Core D, (Data Science Core) embeds biomedical data scientists within each COE to determine specific analytical needs and to apply modern statistical and computing methods in the longitudinal cohorts and integrated laboratory data to identify disease and outcome trajectories, and translate these results into improved prognostic and treatment response indicators.
Dr. Antony Rosen, the Mary Betty Stevens Professor of Medicine, serves as the Director of the RDRCC. He has a long history of basic and translational research expertise, directing a major laboratory that has made seminal discoveries in apoptosis and autoantigen generation, and autoantibody development and propagation. Dr. Bingham is Professor of Medicine and Director of the Johns Hopkins Arthritis Center and serves as the Co-Director of the RDRCC. He is a skilled clinical investigator in the Rheumatic diseases, with expertise in clinical trials of investigational therapeutics, outcome measure development, translational research on disease initiation and propagation in rheumatoid arthritis and osteoarthritis, and in patient-centered outcomes research. Although Dr. Rosen and Dr. Bingham have largely distinct research skills, they represent the important perspectives of all constituencies of the research base and across the research continuum.
Discoveries Made Possible by RDRCC
The Core Center has generated exciting new knowledge.
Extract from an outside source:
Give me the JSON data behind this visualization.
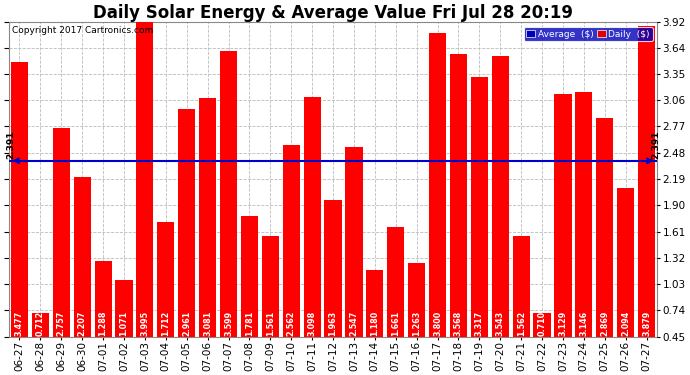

In the prior funding period, examples include novel autoantibodies that define new disease subgroups: (i) autoantibodies to PAD4 in RA, including PAD-activating autoantibodies, and their association with lung disease; (ii) autoantibodies to HMG coA-reductase in a novel immune-mediated necrotizing myopathy; (iii) antibodies to RNA polymerase III in scleroderma associating with increased cancer risk; and (iv) new description of the phenotype associated with antibodies to MDA5. Additional studies enabled by RDRCC have shown similarities between fibrosis pathways and immune responses in stiff skin syndrome and scleroderma, markers of specific IFN signals in different autoimmune rheumatic diseases; associations between cancer and myositis immune responses; and identification of new serum markers of Lyme disease activity. Clinical studies facilitated by RDRCC include patient centered outcomes research studies in RA; studies on cardiac function and coronary artery calcification in RA; and an evaluation of peripheral quantitative CT (pQCT) for arthritis imaging. Using advanced analytical capabilities through RDRCC studies have been conducted applying Bayesian Hierarchical Models in Scleroderma; and novel big data approaches to explore biomarker-phenotype associations.